When I saw consultants list as a basic tenet that ‘all programs should be delivered in all schools’, I questioned where this assumption had come from, and was told it came from citizens involved with Phase I (urban core) schools. I pointed out then, and have repeatedly that this can’t be assumed true of citizens in outerlying schools. It may be true that parents want all programs in all schools, but if that comes at the cost of closing schools unable to deliver, for example, music in a specialized music room, it may not be the will of the community. But the question must be explicitly asked, and explicitly answered, before any presumption is
made.
The decisions about opening, closing and consolidating schools is
apparently largely based on physical facilities: whether or not a building includes a specialized music room, art room, lunch room, gym, etc. “Capacity” and projected future occupancy rates are also a major factor.

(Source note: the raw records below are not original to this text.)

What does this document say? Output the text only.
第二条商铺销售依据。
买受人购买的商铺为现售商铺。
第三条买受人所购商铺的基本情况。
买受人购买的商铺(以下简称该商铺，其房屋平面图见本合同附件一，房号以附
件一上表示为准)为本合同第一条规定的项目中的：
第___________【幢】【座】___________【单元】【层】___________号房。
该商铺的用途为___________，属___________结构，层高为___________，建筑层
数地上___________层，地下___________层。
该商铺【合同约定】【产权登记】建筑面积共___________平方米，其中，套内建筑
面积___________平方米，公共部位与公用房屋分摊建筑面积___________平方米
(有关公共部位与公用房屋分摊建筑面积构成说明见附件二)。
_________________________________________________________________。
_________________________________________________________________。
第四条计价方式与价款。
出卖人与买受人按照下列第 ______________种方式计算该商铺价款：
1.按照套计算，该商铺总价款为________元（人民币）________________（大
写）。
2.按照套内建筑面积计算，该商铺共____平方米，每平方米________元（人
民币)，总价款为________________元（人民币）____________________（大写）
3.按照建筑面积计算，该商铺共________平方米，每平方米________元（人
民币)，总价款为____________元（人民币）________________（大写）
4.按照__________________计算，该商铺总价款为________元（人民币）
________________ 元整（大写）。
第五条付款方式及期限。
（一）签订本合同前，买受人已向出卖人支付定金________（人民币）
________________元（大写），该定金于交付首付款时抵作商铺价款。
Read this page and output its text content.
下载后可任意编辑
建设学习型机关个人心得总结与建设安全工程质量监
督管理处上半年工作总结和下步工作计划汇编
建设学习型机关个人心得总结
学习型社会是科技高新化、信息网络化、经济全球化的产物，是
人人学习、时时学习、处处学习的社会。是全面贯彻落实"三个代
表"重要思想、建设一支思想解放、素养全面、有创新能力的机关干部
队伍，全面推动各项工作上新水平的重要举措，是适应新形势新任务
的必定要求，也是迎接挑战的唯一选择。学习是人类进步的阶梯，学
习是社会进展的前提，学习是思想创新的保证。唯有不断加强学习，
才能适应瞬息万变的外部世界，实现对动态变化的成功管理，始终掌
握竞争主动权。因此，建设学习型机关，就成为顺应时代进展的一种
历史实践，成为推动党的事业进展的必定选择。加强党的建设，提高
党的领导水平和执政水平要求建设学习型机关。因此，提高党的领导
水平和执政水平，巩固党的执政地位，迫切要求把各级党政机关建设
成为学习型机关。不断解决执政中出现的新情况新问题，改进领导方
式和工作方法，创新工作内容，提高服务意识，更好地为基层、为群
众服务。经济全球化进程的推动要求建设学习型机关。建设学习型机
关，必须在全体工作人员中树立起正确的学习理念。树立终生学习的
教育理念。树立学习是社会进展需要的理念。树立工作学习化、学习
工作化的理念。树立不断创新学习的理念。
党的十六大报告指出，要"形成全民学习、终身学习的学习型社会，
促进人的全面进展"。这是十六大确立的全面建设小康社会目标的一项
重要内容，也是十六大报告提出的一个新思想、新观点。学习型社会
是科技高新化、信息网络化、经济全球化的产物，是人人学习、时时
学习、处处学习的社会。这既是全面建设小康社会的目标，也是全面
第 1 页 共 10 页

Many smaller, older schools lack these specialized spaces, but they are also often the schools in outer lying communities which are projected to decline in population (although consultants admitted they leave allowances for ‘unpredicted’ growth). If the unused classroom space is converted to these spaces, and the Department of Education formula of 22 square feet of classroom space per student is applied, suddenly these schools are much closer to the ideal 85% – 90% occupancy rate. At one Imagine our Schools
meeting, I asked whether these conversions would be calculated, before comparing occupancy rates in schools with existing program spaces, and those without. I was told the calculations would have to be made — but the next day preliminary recommendations about closures appeared, apparently before apples and oranges were unmixed.
This is the worst kind of consultation, and it can bear some of the worst kind of fruit for any community.
Schools are the heart of the community, and children carry with them their early experiences. If they spend hours on a bus,
being transported to a school instead of walking, and missing after-school activities because they might miss the bus, they are missing valuable experience- physically , socially and academically.
Some of our smaller schools, such as Sambro Elementary, have produced some of our finest students, and some of our most engaged citizens. Some communities decide that there are tradeoffs to be made to preserve smaller schools. Other communities do not.
But these are not simple decisions. JL Ilsley may not be the most
modern high school in HRM, and may not even contain all the facilities of newer schools — but it can boast Rhodes scholars, professional artists, scientists,craftsmen, and a body of students who may go away to study or work, but come home to raise their children here, in schools they themselves attended.
Schools don’t serve only the narrow bandwidth of age between five and 18-years old, but entire communities. Their fate is not to be lightly decided, and certainly not to be decided, then publicly presented under the guise of asking community opinion.
I’m proud of the citizens who have gotten involved in the Imagine Our Schools process, and proud of those who’ve gotten others involved. The fate of our schools affects us all; please think about it, and make your opinions known, whatever they may be.